どんなに言葉を尽くしても、日記帳では、ブログでは、掲示板では、SNSでは到底足りないくらいに、この世界は広大で、深遠で。
正確な情報を伝えているはずなのに、過不足無く言葉を選んでいるはずなのに、とてもじゃないけどあの時の色彩が、匂いが、手触りが再現できない。
だからこそ、僕らには魔法の力がある。
履き潰した踵の擦れる音なんてとっくに自覚してる。
それでも君の住む街へと走る。
ふいに降りる奇跡なんて無いと思ってた。
祈りにも似た涙がぽろぽろ零れた。
好きなことと特段好きでもないことを同時に仕事にしているけど、本質的には一緒だ。どっちにしても嫌なことはあるけど、総合的に見て別に嫌いな訳でもない。
結局僕らは働いて、それで暮らしを営んでいく。星を集めながら、虹を編める日を信じながら。
総カット数、いくつなんだろう。日常芝居でも長回しもロングショットもほとんど使わないでぐいぐい絵の力で持ってってたもんな。と思ったら劇中アニメも凄く凝ってたし(岡村天斎が原画で参加してたのには本当に驚いた)、SIVA以外でもミュージカル調や時代劇風のアクション、それからお絵描き教室でさえメリハリとして機能していたのには本当に度肝を抜かれたよ。ケレン味って別に作画だけのものじゃないからな。演出にも脚本にも劇伴にもケレンは宿る。
これをさ、公開3日前とは言えよく完成させたよな、本当に。正直宮本幸裕の記録を超えてくるとは思わなかったよ。みんななかなかこれができないんだ。当たり前のことを当たり前にこなせる人間って驚くほど少なくて、今この瞬間だって裏では幾百もの創作の企画が倒れている真っ最中。

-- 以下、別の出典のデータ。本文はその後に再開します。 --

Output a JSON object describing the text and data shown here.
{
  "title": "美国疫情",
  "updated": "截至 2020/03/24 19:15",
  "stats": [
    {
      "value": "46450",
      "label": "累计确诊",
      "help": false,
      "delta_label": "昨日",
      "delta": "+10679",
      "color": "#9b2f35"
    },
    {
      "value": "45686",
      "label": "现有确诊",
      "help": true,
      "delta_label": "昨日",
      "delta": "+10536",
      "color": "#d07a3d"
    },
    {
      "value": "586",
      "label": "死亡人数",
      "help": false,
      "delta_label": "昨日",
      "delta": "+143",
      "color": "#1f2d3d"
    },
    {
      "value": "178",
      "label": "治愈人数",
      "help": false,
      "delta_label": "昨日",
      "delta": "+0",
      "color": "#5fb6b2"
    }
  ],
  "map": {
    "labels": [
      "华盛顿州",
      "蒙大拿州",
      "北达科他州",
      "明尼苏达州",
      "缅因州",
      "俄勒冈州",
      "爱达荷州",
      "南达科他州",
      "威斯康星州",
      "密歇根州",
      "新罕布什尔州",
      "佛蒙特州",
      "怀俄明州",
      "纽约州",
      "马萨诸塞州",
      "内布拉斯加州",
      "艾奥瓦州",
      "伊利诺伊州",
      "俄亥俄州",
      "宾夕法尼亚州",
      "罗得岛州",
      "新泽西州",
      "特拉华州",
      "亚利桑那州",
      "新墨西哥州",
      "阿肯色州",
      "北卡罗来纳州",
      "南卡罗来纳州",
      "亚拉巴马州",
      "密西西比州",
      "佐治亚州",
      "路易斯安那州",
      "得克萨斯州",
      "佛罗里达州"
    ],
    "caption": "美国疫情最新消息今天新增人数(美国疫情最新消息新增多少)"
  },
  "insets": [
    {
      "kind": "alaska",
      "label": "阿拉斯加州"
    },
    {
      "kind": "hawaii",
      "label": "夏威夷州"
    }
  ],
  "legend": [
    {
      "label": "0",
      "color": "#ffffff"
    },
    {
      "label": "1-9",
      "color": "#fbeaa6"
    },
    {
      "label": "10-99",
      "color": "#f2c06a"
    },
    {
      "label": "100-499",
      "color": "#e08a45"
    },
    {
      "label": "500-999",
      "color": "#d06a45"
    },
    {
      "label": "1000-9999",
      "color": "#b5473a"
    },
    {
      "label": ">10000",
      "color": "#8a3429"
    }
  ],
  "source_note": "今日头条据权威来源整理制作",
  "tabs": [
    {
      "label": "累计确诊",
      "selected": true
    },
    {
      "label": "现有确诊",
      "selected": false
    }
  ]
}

あの信じられないバランスで成り立っている120分の全てに称賛の言葉を与えていたらキリが無さ過ぎるので、遠藤にだけ触れようか。
遠藤、遠藤な。
要するに遠藤みたいなタイプって、女の子が放っておかないんだよな。遠藤の同居人の健気な姿勢ばかりに目が行きがちなんだけど、これは瀬川だってそう。瀬川が遠藤の蒸発を無視し続けている訳がなくて、それは勿論「君、誰よりアニメ好きでしょ」ってことでもあるんだけど、或いはそれ以上の感情も、とすら思う。
ことアニメにかける情熱は人一倍で、それだけの才能も持ち合わせていて、でもどうしようもないくらいに不器用な性格で、でも周りの人たちは無理にでも殻をこじ開けようとしてくれて、不器用ながらもそれに応えることを選択する。
おこがまし過ぎるのは承知の上だけど、遠藤のそういう部分に多少なりとも自身を重ねてこの作品を観てしまうことを許してはくれないだろうか。
ゲーセンのシーンあるじゃん。ブルーレイ買ったら俺が一番繰り返し見るのはあれだろうな。
劇場版『SHIROBAKO』、最高のアニメでした。
あと何回観に行こうかな。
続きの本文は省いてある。